Under the workaround law (A.B. 150), entities taxed as S corporations or partnerships can elect to pay a 9.3% income tax, and their owners can claim a credit on their personal income taxes equal to the tax the entities pay. But lawmakers have received complaints from taxpayers and practitioners that the law is too restrictive.

California Tax Agencies Plan More In-Person Options in 2022 – Laura Mahoney, Bloomberg ($). “California’s four tax agencies expect to offer more in-person meetings in early 2022 while keeping virtual options available for taxpayers and the public, their chief counsels said Friday.”

Plans to shift to in-person meetings will move forward as long as Covid-19 case numbers remain low, the chief counsels said at a California Lawyers Association conference in San Diego. Employees for all four agencies will be working hybrid telework and in-office schedules.

Mich. Makes Premium Cigar Tax Cap Permanent – Jaqueline McCool, Law360 ($). “Michigan will eliminate the sunset date for a 50-cent tax cap on premium cigars under a bill signed by the governor.”

Democratic Gov. Gretchen Whitmer signed H.B. 4485 on Thursday, which eliminated the Oct. 31 sunset date for the state's cigar tax cap. The maximum tax is now permanently capped at 50 cents per individual cigar.

Indiana lawmakers could debate sales, business tax changes – Tom Davies, Associated Press. “With Indiana’s state tax collections surging, a top Republican legislator is looking at possible significant changes to the state sales tax and cutting property taxes for some businesses.”

House Ways and Means Committee Chairman Tim Brown hasn’t offered details yet for what he could propose for the new legislative session starting in January, but such changes face concerns over the possibility of an economic slowdown and the impact on funding for local governments and school districts.

Topics in Brown’s sights include expanding Indiana’s 7% sales tax that covers merchandise purchases ranging from clothing to cars so that it also is charged for spending on services, which potentially could be anything from haircuts to hospital stays. Brown said his aim would be to lower the sales tax rate if it was applied to a broader range of spending.
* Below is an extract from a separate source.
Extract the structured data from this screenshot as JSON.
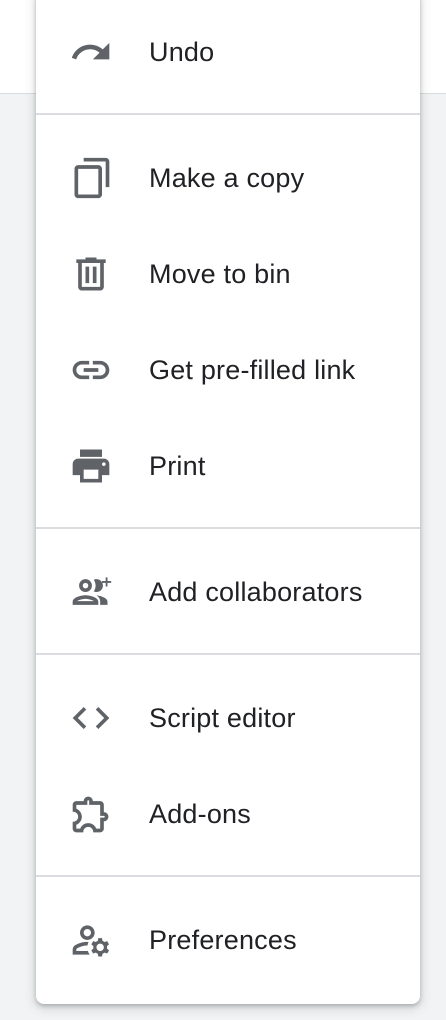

Developing Countries Make Final Push to Tweak Global Tax Deal – Isabel Gottlieb and Hamza Ali, Bloomberg ($). “Developing countries are hoping they can win some further concessions to help sweeten a global tax deal set to be implemented by 2023.”

As officials turn to the technical details of implementing the OECD-brokered plan, developing countries are still pushing to influence the discussions where they can—including looking to eke out more revenue from a deal that didn’t give them as much as they’d hoped for, and widen an exemption from binding dispute resolution they say can disadvantage them against richer countries and companies.


Happy National Cappuccino Day! Or Happy National Harvey Wallbanger Day! We got choices today: a frosty cup of espresso and hot milk steamed to perfection, or fruity, vodka drink! Depending on the time of day, I’ll take both!